During the animal experiment, some mice died due to ethanol administration and individual differences, and we chose 10 mice in each group as the number of samples for the following test. After the last gavage, the mice were sacrificed 16 h later, and blood and liver samples were collected immediately. Serum was maintained at 4 °C for 1 h and centrifuged at 1000 rpm for 15 min at 4 °C and then stored at −80 °C. Levels of ALT, AST, and GGT were determined using commercially available assay kits from the Nanjing Jiancheng Bioengineering Institute (Nanjing, China).

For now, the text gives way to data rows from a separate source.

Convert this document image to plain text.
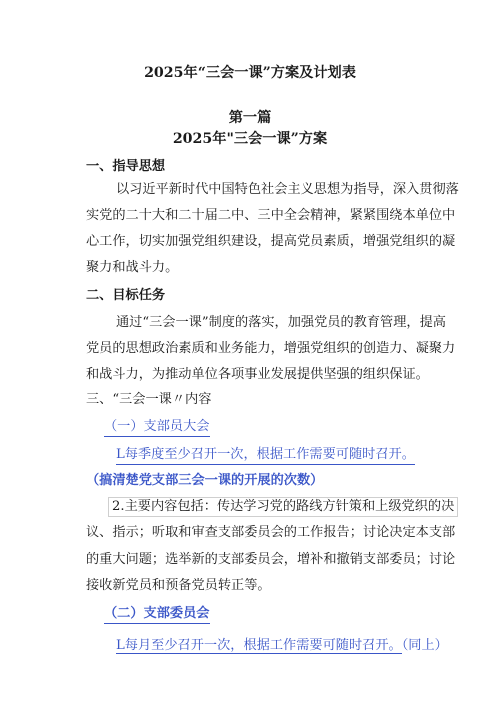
2025年“三会一课”方案及计划表
第一篇
2025年"三会一课”方案
一、指导思想
以习近平新时代中国特色社会主义思想为指导，深入贯彻落
实党的二十大和二十届二中、三中全会精神，紧紧围绕本单位中
心工作，切实加强党组织建设，提高党员素质，增强党组织的凝
聚力和战斗力。
二、目标任务
通过“三会一课”制度的落实，加强党员的教育管理，提高
党员的思想政治素质和业务能力，增强党组织的创造力、凝聚力
和战斗力，为推动单位各项事业发展提供坚强的组织保证。
三、“三会一课〃内容
（一）支部员大会
L每季度至少召开一次，根据工作需要可随时召开。
（搞清楚党支部三会一课的开展的次数）
2.主要内容包括：传达学习党的路线方针策和上级党织的决
议、指示；听取和审查支部委员会的工作报告；讨论决定本支部
的重大问题；选举新的支部委员会，增补和撤销支部委员；讨论
接收新党员和预备党员转正等。
（二）支部委员会
L每月至少召开一次，根据工作需要可随时召开。（同上）
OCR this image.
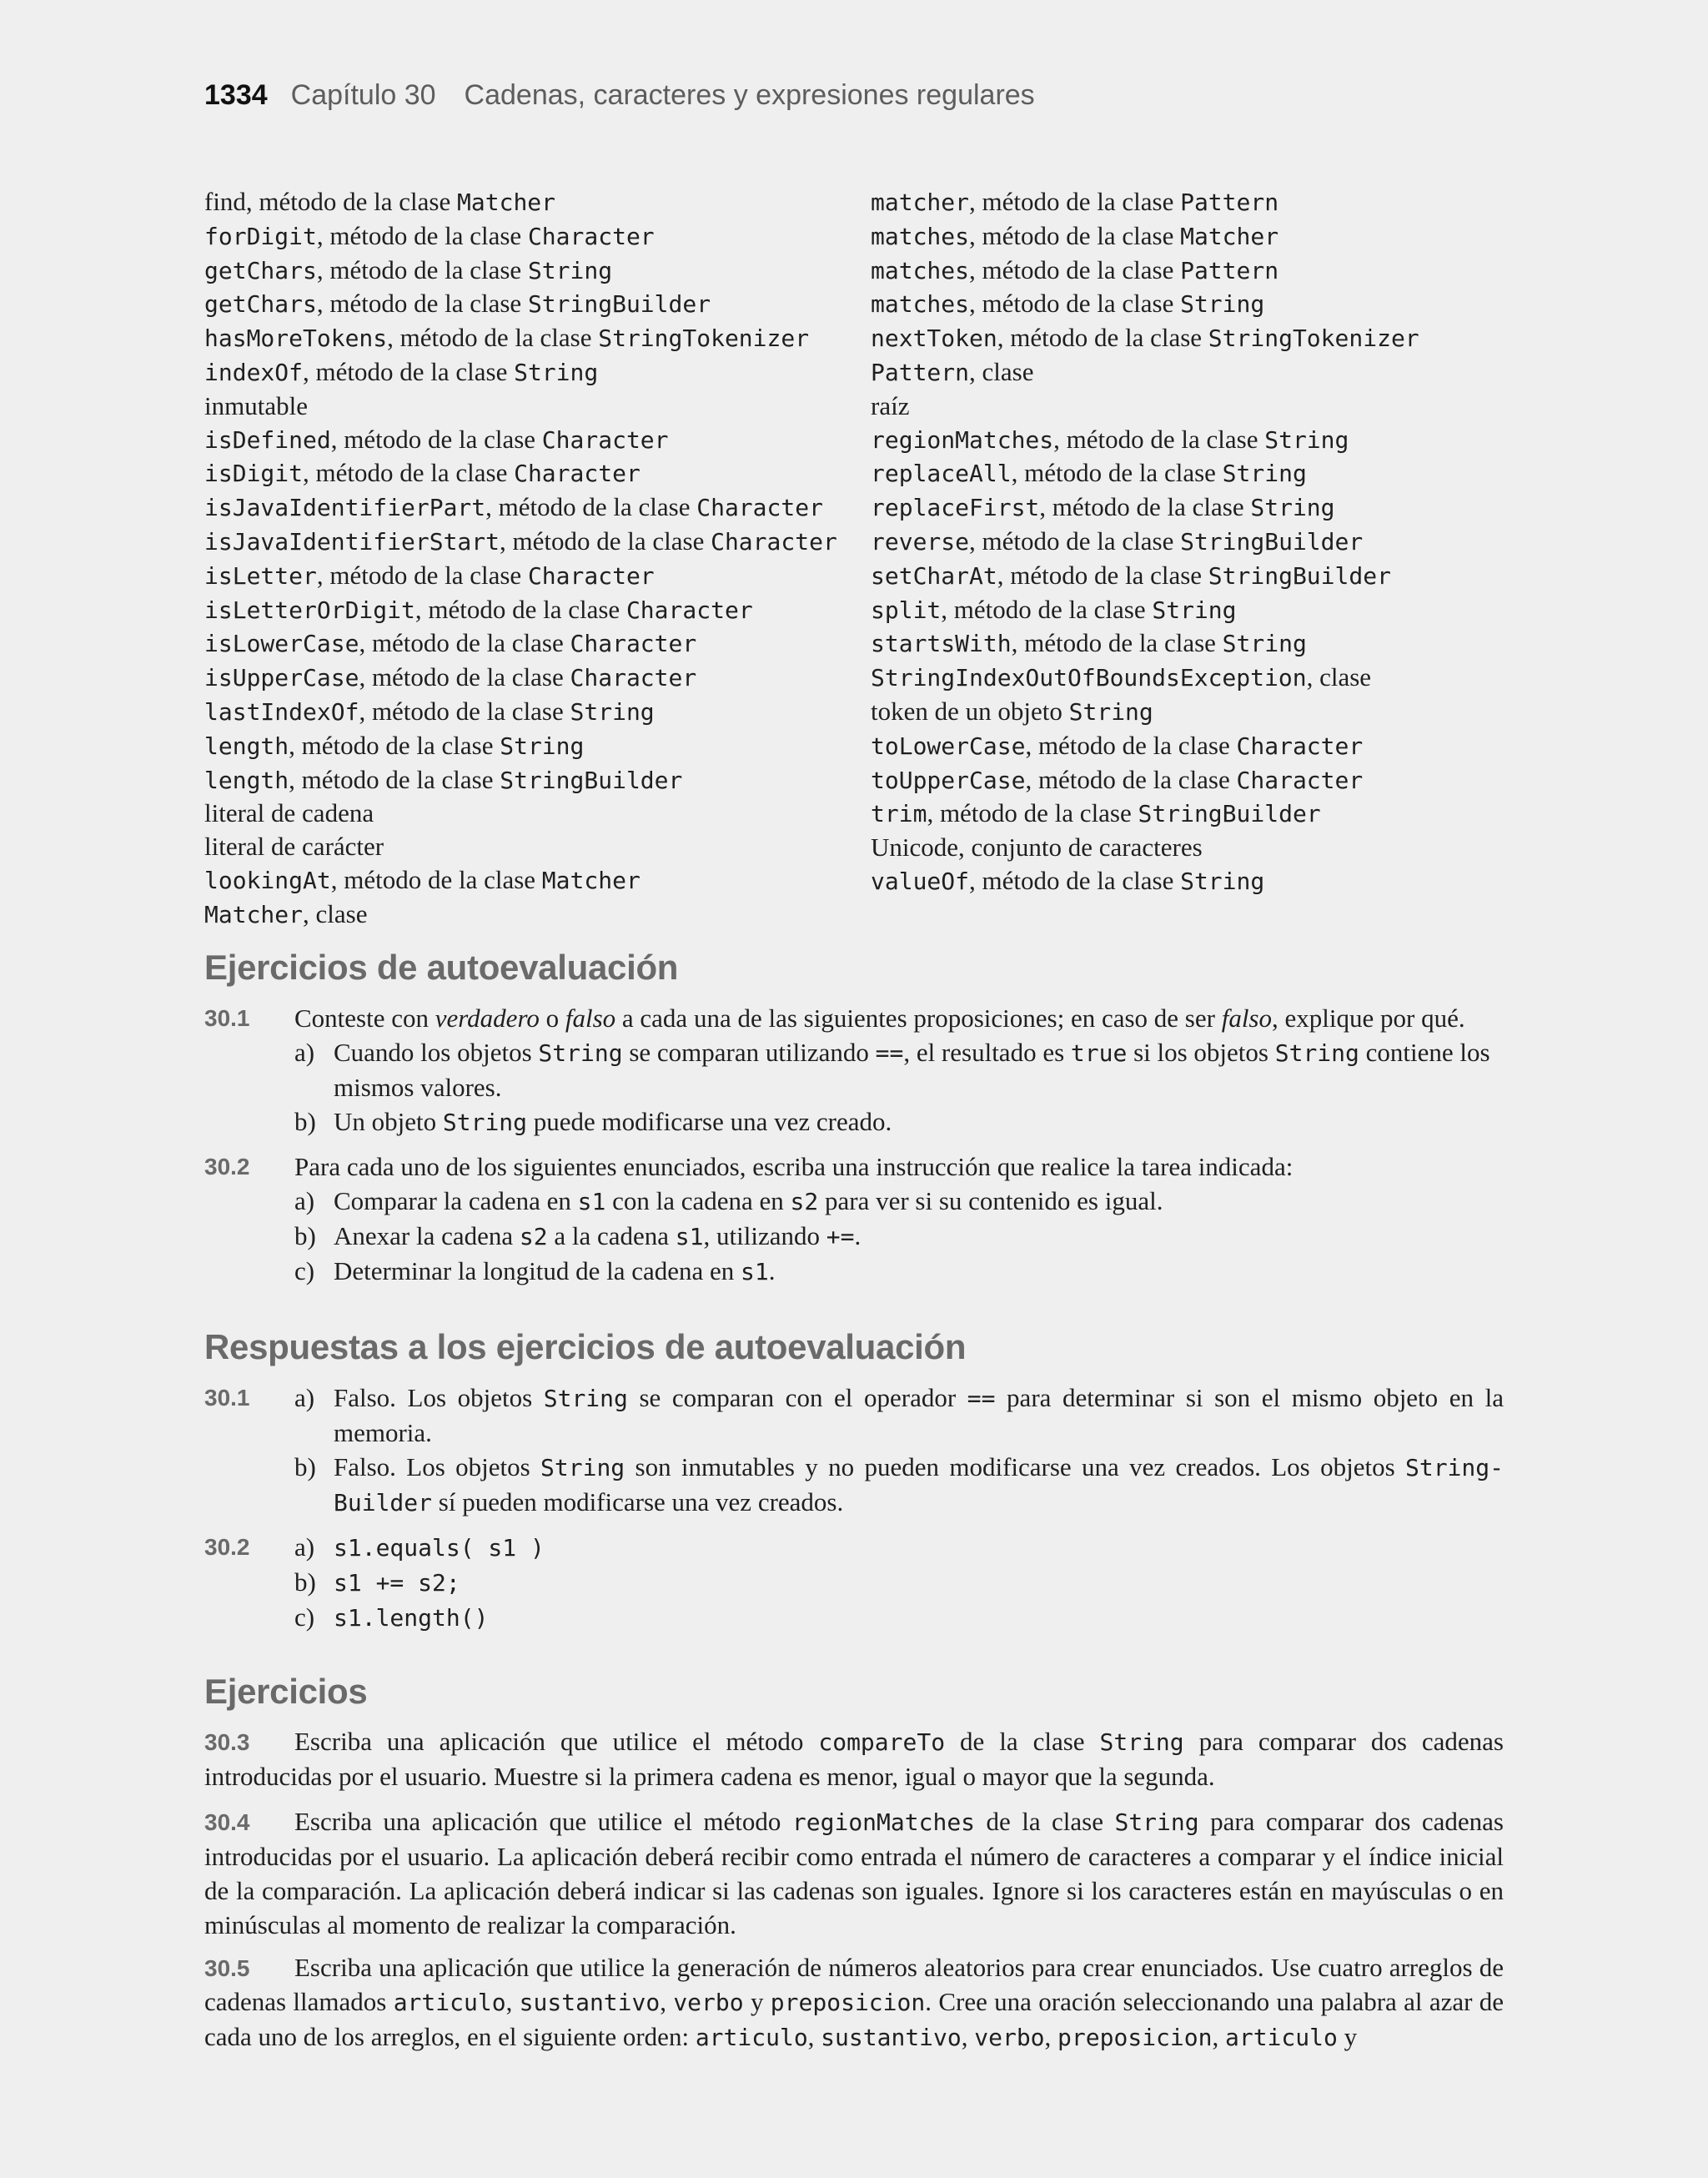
1334 Capítulo 30 Cadenas, caracteres y expresiones regulares
find, método de la clase Matcher
forDigit, método de la clase Character
getChars, método de la clase String
getChars, método de la clase StringBuilder
hasMoreTokens, método de la clase StringTokenizer
indexOf, método de la clase String
inmutable
isDefined, método de la clase Character
isDigit, método de la clase Character
isJavaIdentifierPart, método de la clase Character
isJavaIdentifierStart, método de la clase Character
isLetter, método de la clase Character
isLetterOrDigit, método de la clase Character
isLowerCase, método de la clase Character
isUpperCase, método de la clase Character
lastIndexOf, método de la clase String
length, método de la clase String
length, método de la clase StringBuilder
literal de cadena
literal de carácter
lookingAt, método de la clase Matcher
Matcher, clase
matcher, método de la clase Pattern
matches, método de la clase Matcher
matches, método de la clase Pattern
matches, método de la clase String
nextToken, método de la clase StringTokenizer
Pattern, clase
raíz
regionMatches, método de la clase String
replaceAll, método de la clase String
replaceFirst, método de la clase String
reverse, método de la clase StringBuilder
setCharAt, método de la clase StringBuilder
split, método de la clase String
startsWith, método de la clase String
StringIndexOutOfBoundsException, clase
token de un objeto String
toLowerCase, método de la clase Character
toUpperCase, método de la clase Character
trim, método de la clase StringBuilder
Unicode, conjunto de caracteres
valueOf, método de la clase String
Ejercicios de autoevaluación
30.1 Conteste con verdadero o falso a cada una de las siguientes proposiciones; en caso de ser falso, explique por qué.
a) Cuando los objetos String se comparan utilizando ==, el resultado es true si los objetos String contiene los mismos valores.
b) Un objeto String puede modificarse una vez creado.
30.2 Para cada uno de los siguientes enunciados, escriba una instrucción que realice la tarea indicada:
a) Comparar la cadena en s1 con la cadena en s2 para ver si su contenido es igual.
b) Anexar la cadena s2 a la cadena s1, utilizando +=.
c) Determinar la longitud de la cadena en s1.
Respuestas a los ejercicios de autoevaluación
30.1 a) Falso. Los objetos String se comparan con el operador == para determinar si son el mismo objeto en la memoria.
b) Falso. Los objetos String son inmutables y no pueden modificarse una vez creados. Los objetos String-Builder sí pueden modificarse una vez creados.
30.2 a) s1.equals( s1 )
b) s1 += s2;
c) s1.length()
Ejercicios
30.3	Escriba una aplicación que utilice el método compareTo de la clase String para comparar dos cadenas introducidas por el usuario. Muestre si la primera cadena es menor, igual o mayor que la segunda.
30.4	Escriba una aplicación que utilice el método regionMatches de la clase String para comparar dos cadenas introducidas por el usuario. La aplicación deberá recibir como entrada el número de caracteres a comparar y el índice inicial de la comparación. La aplicación deberá indicar si las cadenas son iguales. Ignore si los caracteres están en mayúsculas o en minúsculas al momento de realizar la comparación.
30.5	Escriba una aplicación que utilice la generación de números aleatorios para crear enunciados. Use cuatro arreglos de cadenas llamados articulo, sustantivo, verbo y preposicion. Cree una oración seleccionando una palabra al azar de cada uno de los arreglos, en el siguiente orden: articulo, sustantivo, verbo, preposicion, articulo y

3.9. Liver Tissue Analysis

Mouse livers were weighted and dissected into two parts: one part was preserved in 4% paraformaldehyde for histological analysis, and the other liver tissue was placed in 0.9% physiological saline. The amount of physiological saline was nine times the weight of liver tissue and homogenized by tissue homogenizer, centrifuged at 3000 rpm for 15 min at 4 °C, and the supernatant was obtained for further assays. Levels of ROS, MDA, TG, SOD, GSH, IL-1β, IL-6, and TNF-α were determined using assay kits according to the manufacturer’s instructions, which were purchased from Nanjing Jiancheng Bioengineering Institute (Nanjing, China) and Shanghai Saint-Bio Biotechnology CO., LTD (Shanghai, China).

3.10. Liver Histological Analysis

The left middle lobes of the mice livers were embedded in paraffin, sectioned into 5 μm-thick slices, and stained using the hematoxylin and eosin (H&E) method. The sections were then analyzed under light microscopy (Olympus, Tokyo, Japan).

3.11. RNA Extraction and Real-Time PCR (RT-PCR)

Total RNAs were extracted from liver tissues, and total RNA extraction, reverse transcriptional reaction, and RT-PCR reaction were performed using the kit purchased from Takara Biomedical Technology Co., LTD (Beijing, China). Sequences of primers are shown in Table 4. The PCR conditions for Nrf2, HO-1, and NQO1 and β-actin were 45 cycles of 95 °C for 10 min, 95 °C for 15 s, 65 °C for 45 s. The PCR conditions for NF-κB were 39 cycles of 95 °C for 30 s, 95 °C for 10 s, 60 °C for 30 s, 72 °C for 30 s, and 65 °C for 5 s; and for IL-6 and TNF-α were 40 cycles of 94 °C for 5 min, 94 °C for 20 s, 57 °C for 20 s, 72 °C for 20 s, and 40 cycles of 94 °C for 5 min, 94 °C for 20 s, 60 °C for 20 s, 72 °C for 20 s, respectively. The results were analyzed using the 2−ΔΔCt method of analysis [52].

Table 4

Sequences of primers in RT-PCR.

Primer	Sequence (5′–3′)	Lengths of Primers (bp)	Lengths of Products (bp)
Nrf2-F	CAGTGCTCCTATGCGTGAA	19	109
Nrf2-R	GCGGCTTGAATGTTTGTC	18
HO-1-F	ACAGATGGCGTCACTTCG	18	128
HO-1-R	TGAGGACCCACTGGAGGA	18
NQO1-F	CTTTAGGGTCGTCTTGGC	18	102
NQO1-R	CAATCAGGGCTCTTCTCG	18
NF-kB1-F	AGCTTATGCCGAACTTCTCG	20	176
NF-kB1-R	GACTCCGGGATGGAATGTAA	20
TNF-α-F	ACTGGCGTGTTCATCCGTTCT	21	215
TNF-α-R	CGCAATCCAGGCCACTACTTC	21
IL-6-F	AGTTGTGCAATGGCAATTCTG	21	223
IL-6-R	AGGACTCTGGCTTTGTCTTTC	21
β-Actin-F	CTGTCCCTGTATGCCTCTG	19	218
β-Actin-R	ATGTCACGCACGATTTCC	18

3.12. Statistical Analysis

Data are presented as means ± SD. The statistical significance of the data was determined by analysis of variance (ANOVA) using the SPSS software (version 18.0 for Windows, SPSS Inc., Chicago, IL, USA) and means were compared by Duncan’s multiple comparison post-test. Statistical differences were considered to be significant at p < 0.05.

4. Conclusions

Herein, we obtained the OP (MW < 3500 Da) by enzymatic hydrolysis, and it had good particle size distribution and peptide bond characteristics. In addition, we evaluated the hepatoprotective effect of the OP on alcohol-induced liver diseases in mice and found that OP could significantly reduce the levels of AST, ALT, GGT, ROS, MDA, and TG, as well as increase the activity of SOD and the concentration of GSH compared to the model group. The results further suggest that OP had a significant protective effect on ALD by fighting against the oxidative stress and inflammatory response. This study presented persuasive results to support the hepatoprotective activity of OP.